The Four Horsemen of the Apocalypse

The prophecy in the Book of Revalation, Chapter Six, foretold of a dreadful time when the world would witness horror and devastation… and this evil would be delivered by four horsemen. These horsemen represented war, famine, pestilence and death.

This symbolism was not lost on Grantland Rice, one of the most eloquent sports scribes of the 20th Century. Here are his words describing the events that transpired on the Polo Gounds between the varsity squads of Army and Notre Dame on October 18, 1924…

Outlined against a blue-gray October sky the Four Horsemen rode again. In dramatic lore they are known as famine, pestilence, destruction and death. These are only aliases. Their real names are: Stuhldreher, Miller, Crowley and Layden. They formed the crest of the South Bend cyclone before which another fighting Army team was swept over the precipice at the Polo Grounds this afternoon as 55,000 spectators peered down upon the bewildering panorama spread out upon the green plain below.

And with those words the legendary “Four Horsemen of Notre Dame” would forever be enshrined in the lexicon of sport.

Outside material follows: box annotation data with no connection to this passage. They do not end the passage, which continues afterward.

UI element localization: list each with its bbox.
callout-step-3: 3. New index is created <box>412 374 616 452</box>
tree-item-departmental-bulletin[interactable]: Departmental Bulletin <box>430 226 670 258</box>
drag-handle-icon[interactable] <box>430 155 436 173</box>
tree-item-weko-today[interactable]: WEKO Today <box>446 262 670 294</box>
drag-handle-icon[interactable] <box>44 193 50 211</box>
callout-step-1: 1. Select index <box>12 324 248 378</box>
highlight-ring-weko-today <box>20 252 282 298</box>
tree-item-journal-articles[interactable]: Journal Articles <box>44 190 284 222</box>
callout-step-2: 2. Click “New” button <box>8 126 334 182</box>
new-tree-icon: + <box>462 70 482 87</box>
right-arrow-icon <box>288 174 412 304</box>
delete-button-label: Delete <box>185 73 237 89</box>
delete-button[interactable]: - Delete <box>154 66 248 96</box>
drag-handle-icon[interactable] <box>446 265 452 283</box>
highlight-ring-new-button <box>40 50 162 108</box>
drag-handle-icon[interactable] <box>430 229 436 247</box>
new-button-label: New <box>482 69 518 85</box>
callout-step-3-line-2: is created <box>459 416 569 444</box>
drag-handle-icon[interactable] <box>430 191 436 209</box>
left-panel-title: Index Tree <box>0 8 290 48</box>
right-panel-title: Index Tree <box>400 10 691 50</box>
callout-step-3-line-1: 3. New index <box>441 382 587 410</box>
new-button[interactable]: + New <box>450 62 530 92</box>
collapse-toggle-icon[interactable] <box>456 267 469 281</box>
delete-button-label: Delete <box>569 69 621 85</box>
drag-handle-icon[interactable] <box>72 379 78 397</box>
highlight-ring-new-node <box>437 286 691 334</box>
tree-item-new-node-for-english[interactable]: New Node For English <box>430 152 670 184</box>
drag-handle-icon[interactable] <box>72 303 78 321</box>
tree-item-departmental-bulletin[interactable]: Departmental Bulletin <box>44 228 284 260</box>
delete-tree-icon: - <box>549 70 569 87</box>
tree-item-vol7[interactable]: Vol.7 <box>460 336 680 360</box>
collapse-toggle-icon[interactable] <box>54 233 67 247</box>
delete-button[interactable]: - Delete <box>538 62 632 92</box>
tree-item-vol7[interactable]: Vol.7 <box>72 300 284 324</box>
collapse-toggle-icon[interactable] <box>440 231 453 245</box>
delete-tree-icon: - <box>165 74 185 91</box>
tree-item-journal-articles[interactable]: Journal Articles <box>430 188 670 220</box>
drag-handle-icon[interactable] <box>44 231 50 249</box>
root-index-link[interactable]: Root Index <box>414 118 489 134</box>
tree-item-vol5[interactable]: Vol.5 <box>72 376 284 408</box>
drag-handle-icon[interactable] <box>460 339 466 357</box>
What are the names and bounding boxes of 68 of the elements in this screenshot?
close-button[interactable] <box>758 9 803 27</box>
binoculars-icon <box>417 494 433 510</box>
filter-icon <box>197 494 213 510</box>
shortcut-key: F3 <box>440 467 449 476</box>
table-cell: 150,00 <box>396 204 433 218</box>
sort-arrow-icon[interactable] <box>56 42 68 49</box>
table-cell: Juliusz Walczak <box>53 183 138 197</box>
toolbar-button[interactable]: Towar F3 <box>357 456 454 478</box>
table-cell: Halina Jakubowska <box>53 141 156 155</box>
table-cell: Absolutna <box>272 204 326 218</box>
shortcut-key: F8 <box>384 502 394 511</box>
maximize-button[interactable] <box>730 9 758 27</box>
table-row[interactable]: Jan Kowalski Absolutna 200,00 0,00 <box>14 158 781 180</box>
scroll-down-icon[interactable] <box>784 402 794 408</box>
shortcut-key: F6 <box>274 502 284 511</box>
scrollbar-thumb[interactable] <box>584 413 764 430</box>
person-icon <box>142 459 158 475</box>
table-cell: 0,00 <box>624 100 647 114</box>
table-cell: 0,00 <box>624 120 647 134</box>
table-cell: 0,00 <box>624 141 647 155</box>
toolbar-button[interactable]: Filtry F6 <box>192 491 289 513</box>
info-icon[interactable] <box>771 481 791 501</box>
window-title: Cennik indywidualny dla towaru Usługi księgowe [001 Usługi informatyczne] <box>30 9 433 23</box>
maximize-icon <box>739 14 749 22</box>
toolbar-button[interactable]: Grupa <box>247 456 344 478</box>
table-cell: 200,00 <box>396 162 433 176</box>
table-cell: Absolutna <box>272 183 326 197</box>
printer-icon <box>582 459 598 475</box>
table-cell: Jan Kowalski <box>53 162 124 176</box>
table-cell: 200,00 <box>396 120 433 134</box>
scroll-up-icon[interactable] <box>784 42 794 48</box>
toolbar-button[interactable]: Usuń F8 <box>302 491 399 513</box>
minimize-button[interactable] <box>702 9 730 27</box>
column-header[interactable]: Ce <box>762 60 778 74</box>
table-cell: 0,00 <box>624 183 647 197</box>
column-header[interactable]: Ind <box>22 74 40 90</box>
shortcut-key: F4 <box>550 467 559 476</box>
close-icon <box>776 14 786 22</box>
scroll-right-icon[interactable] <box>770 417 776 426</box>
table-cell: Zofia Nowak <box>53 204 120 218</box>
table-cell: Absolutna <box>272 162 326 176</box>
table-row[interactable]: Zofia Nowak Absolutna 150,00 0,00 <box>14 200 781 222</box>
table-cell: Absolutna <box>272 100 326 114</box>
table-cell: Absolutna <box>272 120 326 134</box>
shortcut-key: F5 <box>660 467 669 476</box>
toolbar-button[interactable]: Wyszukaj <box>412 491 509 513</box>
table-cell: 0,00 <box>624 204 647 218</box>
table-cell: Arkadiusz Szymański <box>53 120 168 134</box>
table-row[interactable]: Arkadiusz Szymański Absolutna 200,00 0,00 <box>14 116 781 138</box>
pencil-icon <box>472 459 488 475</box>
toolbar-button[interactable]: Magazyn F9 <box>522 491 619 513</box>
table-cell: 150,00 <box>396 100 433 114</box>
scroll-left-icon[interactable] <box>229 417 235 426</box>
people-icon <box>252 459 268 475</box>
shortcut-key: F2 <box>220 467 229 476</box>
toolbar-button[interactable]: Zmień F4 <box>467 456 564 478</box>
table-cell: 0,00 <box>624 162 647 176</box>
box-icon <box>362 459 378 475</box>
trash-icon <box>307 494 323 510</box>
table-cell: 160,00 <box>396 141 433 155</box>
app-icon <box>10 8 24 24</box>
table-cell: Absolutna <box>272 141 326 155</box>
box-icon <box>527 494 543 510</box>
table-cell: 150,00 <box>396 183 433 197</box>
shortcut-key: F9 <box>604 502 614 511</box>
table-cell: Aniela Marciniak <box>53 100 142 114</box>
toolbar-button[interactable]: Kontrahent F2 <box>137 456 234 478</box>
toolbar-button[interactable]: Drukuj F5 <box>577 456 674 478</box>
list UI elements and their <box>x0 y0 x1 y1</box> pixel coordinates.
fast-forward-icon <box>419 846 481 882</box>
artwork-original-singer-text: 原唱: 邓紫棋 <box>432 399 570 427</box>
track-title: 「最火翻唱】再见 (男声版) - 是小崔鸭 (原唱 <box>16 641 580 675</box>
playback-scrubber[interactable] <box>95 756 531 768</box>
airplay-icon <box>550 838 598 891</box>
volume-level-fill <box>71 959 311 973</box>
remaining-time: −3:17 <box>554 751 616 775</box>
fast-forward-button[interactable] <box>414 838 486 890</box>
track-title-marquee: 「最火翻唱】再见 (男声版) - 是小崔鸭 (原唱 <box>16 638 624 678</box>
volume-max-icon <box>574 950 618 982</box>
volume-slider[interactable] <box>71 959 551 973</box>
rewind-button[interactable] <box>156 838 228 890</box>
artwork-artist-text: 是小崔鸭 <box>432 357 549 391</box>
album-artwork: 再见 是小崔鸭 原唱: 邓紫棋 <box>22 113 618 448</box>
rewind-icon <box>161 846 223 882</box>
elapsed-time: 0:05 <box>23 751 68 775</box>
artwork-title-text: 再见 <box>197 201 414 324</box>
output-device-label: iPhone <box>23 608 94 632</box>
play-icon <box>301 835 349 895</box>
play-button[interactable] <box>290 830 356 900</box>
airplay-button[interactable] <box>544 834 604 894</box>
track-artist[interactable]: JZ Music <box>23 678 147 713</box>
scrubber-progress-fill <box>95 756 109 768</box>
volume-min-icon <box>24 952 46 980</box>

Now this you should know about football… When Grantland Rice was covering football the backfield on offense consisted of four players: a quarterback, a fullback and two halfbacks. These were the positions of the Four Horsemen.

Today, backfields number no more than three and sometimes only two: a quarterback and a halfback (now called a tailback).

But the “concept” of Four Horsemen lives on… but it has now shifted to the defensive side of the scrimmage line where the four “down linemen” stand to bring havoc and destruction to the opposing offenses.

In the 60s the Rams from Los Angeles sported a defensive line of Deacon Jones, Roosevelt Grier, Merlin Olsen and Lamar Lundy… and the Four Horsemen became transformed into the “Fearsome Foursome.”

But the artist’s conception, seen above, of this heroic quartet of defenders is titled “Four Horsemen of the Apocalypse” drawing on the earlier images spun by Grantland Rice.